The last argument convinced me. Still, with the memory of that conversation fresh in my ears, I thought it unfair of Sinmay to take the attitude he now maintained, which was that I was far away in one of the gayer of the nation’s capitals, dancing and drinking and whiling my life away generally, while he kept the home fires burning in faithful loneliness. Never did he mention the book. His letters seemed to have been written with an eye to posterity, and they drew a stark, simple, unlovely picture of a sort of forsaken merman. Sinmay was cuddling a broken heart. Why, he wanted to know, wasn’t I hurrying back? What was the attraction in the hills of Szechuan? He had had a dreadful dream, he said, on Christmas Eve. He was sure I had found my true love at last. There could be no doubt about it; plunged again into the world which I forswore for his sake, I had forgotten all about Shanghai and my Chinese family.
“I have been hearing things,” he said darkly. It was an old one and I recognized it, but just the same I was a little hurt. I had been looking on myself in quite a different and much more heroic light. I had thought of myself as quite a he-woman, carving out a career against tremendous odds.
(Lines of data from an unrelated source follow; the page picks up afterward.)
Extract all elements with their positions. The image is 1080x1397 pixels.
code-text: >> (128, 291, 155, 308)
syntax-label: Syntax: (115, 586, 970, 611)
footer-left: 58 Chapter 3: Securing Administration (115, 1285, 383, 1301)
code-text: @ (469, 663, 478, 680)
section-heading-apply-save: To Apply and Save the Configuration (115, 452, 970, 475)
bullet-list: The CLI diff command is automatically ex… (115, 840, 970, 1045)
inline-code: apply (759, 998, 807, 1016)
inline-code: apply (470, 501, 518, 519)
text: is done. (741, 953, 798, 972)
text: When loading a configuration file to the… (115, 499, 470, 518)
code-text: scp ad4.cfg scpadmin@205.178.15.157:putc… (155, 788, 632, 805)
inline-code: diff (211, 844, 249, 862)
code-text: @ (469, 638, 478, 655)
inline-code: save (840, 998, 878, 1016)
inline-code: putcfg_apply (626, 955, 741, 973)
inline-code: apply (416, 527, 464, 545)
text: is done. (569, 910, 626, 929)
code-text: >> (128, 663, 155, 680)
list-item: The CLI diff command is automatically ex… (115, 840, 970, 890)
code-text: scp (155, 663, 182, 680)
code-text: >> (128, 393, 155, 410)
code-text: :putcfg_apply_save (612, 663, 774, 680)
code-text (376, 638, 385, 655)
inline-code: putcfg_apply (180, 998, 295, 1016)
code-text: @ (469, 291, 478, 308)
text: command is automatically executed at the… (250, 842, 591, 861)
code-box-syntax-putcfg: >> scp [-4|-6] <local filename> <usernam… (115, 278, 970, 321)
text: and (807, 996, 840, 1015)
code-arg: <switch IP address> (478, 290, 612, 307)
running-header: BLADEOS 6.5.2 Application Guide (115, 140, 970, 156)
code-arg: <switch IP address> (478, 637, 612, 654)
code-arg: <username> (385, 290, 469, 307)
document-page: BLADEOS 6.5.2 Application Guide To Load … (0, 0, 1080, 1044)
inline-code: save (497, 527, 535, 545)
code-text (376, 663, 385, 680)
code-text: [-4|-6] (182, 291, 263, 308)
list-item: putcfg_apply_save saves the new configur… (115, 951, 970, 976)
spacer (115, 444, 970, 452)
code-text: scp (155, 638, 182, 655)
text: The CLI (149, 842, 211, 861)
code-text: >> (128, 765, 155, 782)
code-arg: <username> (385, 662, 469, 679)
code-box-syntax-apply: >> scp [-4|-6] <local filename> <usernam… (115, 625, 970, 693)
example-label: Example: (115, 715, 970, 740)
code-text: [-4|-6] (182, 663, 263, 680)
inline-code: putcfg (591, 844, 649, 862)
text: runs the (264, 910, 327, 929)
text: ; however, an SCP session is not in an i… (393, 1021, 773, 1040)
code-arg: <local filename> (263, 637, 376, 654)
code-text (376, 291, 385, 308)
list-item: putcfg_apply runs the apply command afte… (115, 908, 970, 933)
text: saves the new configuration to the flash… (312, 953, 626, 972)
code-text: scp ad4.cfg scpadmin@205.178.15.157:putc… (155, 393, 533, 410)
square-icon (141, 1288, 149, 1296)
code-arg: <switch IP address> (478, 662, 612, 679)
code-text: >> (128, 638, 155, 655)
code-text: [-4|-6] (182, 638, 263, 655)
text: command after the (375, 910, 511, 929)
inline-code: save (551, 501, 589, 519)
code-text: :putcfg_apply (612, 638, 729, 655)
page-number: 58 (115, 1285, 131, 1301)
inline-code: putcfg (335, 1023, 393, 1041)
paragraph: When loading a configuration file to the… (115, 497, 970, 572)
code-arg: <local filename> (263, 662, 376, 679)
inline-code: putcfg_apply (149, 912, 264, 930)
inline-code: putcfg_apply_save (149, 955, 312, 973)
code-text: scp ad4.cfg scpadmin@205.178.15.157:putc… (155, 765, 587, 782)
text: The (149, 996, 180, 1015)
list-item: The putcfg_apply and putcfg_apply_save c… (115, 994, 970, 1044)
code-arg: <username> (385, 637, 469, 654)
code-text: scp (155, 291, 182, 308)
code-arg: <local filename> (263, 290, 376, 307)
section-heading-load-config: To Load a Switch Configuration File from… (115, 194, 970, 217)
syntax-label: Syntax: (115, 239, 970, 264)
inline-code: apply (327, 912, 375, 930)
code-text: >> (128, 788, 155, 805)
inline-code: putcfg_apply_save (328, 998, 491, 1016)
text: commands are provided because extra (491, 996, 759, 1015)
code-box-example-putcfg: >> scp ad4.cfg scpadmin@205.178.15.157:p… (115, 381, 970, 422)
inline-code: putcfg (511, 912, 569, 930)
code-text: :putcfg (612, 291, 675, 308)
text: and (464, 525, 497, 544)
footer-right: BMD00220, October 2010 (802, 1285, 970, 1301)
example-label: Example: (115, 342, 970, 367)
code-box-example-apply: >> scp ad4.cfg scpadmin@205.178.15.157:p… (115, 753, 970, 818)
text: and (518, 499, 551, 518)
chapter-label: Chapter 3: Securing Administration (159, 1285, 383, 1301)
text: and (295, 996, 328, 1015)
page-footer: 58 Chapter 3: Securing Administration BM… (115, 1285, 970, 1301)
Then too, Sinmay wasn’t getting on very well with the German refugee, who for a year had been living unobtrusively in my house. “Your housekeeper,” as he called him, was stirring up trouble with the servants and had vowed a vow to get rid of my inoffensive old amah. Wolf wasn’t co-operating in the liaison which had always flourished between the two households. They were squabbling over my car, and they were squabbling over my money. I had left a certain amount, calculated to cover housekeeping expenses and something more for Sinmay, because Sinmay was always needing money unexpectedly; now there wasn’t enough. And on top of all these little pinpricks, they weren’t following my directions about those new gibbons. You remember the gibbons? The pet shop had promised me a pair of young ones, but they hadn’t arrived when I left. Now, evidently, they were there and Sinmay had followed my instructions by going to inspect them, but he was disobeying me. I had agreed on a price. Well, Sinmay thought I had agreed on too large a price and he was trying to beat the pet-shop man down.